We construct linear codes of almost-linear length and linear distance that can be locally self-corrected on average from a constant number of queries:

1. Given oracle access to a word $w\in\Sigma^n$ that is at least $\varepsilon$-close to a codeword $c$, and an index $i\in [n]$ to correct, with high probability over $i$ and over the internal randomness, the local algorithm returns a list of possible corrections that contains $c_i$.

2. Given oracle access to any word $w\in\Sigma^n$ and an index $i\in [n]$ to correct, there is a low probability, over $i$ and over the internal randomness, that the local algorithm returns a symbol that is not $c_i$ for some $c$ that is $\varepsilon$-close to $w$.

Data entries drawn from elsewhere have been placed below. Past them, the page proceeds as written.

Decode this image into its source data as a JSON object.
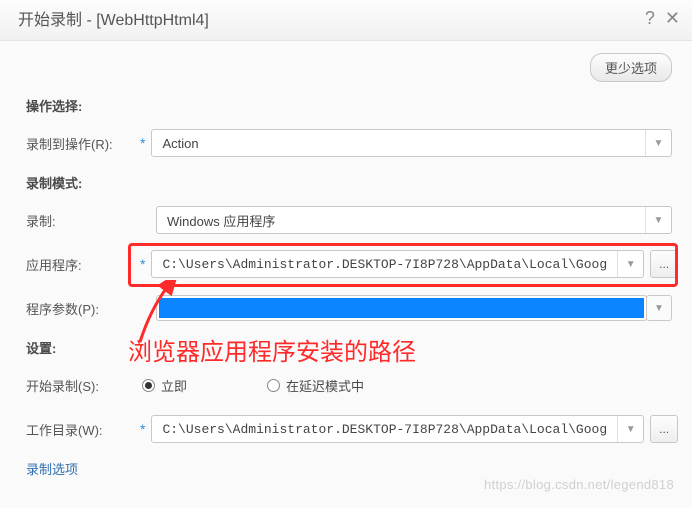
{
  "titlebar": {
    "title": "开始录制 - [WebHttpHtml4]"
  },
  "buttons": {
    "more_options": "更少选项",
    "browse": "..."
  },
  "sections": {
    "action_select": "操作选择:",
    "record_mode": "录制模式:",
    "settings": "设置:"
  },
  "labels": {
    "record_to_action": "录制到操作(R):",
    "record": "录制:",
    "application": "应用程序:",
    "program_args": "程序参数(P):",
    "start_record": "开始录制(S):",
    "working_dir": "工作目录(W):"
  },
  "values": {
    "action_combo": "Action",
    "record_combo": "Windows 应用程序",
    "app_path": "C:\\Users\\Administrator.DESKTOP-7I8P728\\AppData\\Local\\Goog",
    "working_dir": "C:\\Users\\Administrator.DESKTOP-7I8P728\\AppData\\Local\\Goog"
  },
  "radios": {
    "immediate": "立即",
    "delayed": "在延迟模式中"
  },
  "link": {
    "record_options": "录制选项"
  },
  "annotation": "浏览器应用程序安装的路径",
  "watermark": "https://blog.csdn.net/legend818"
}
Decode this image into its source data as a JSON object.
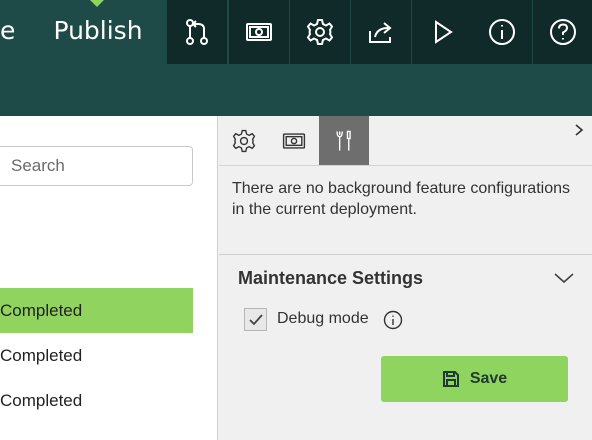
{
  "toolbar": {
    "left_fragment": "e",
    "active_tab": "Publish",
    "buttons": [
      {
        "icon": "merge-icon"
      },
      {
        "icon": "money-icon"
      },
      {
        "icon": "gear-icon"
      },
      {
        "icon": "share-icon"
      },
      {
        "icon": "play-icon"
      },
      {
        "icon": "info-icon"
      },
      {
        "icon": "help-icon"
      }
    ]
  },
  "left_pane": {
    "search_placeholder": "Search",
    "rows": [
      {
        "label": "Completed",
        "selected": true
      },
      {
        "label": "Completed",
        "selected": false
      },
      {
        "label": "Completed",
        "selected": false
      }
    ]
  },
  "panel": {
    "tabs": [
      {
        "icon": "gear-icon",
        "active": false
      },
      {
        "icon": "money-icon",
        "active": false
      },
      {
        "icon": "tools-icon",
        "active": true
      }
    ],
    "message": "There are no background feature configurations in the current deployment.",
    "section_title": "Maintenance Settings",
    "debug_label": "Debug mode",
    "debug_checked": true,
    "save_label": "Save"
  },
  "colors": {
    "toolbar_bg": "#1e4a47",
    "button_bg": "#0f2a28",
    "accent_green": "#8fd45f",
    "active_tab_bg": "#6e6e6e"
  }
}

This extends to the case where the correction is of $t=O(1)$ indices $i_1,...,i_t\in [n]$ rather than one.

The definition generalizes many problems that were introduced in the literature of local algorithms for codes, including: local testing in the low error regime, average-case local list-decoding, and distance estimation. To the best of our knowledge, no previous construction for these problems obtained both nearly-optimal distance and length, and constant number of queries.

For the construction, we devise a new combinatorial operation for reducing the number of queries of self-correctable codes. The operation relies on ideas, techniques and constructions from PCP, but requires further ides.

Joint work with Michal Moshkovitz.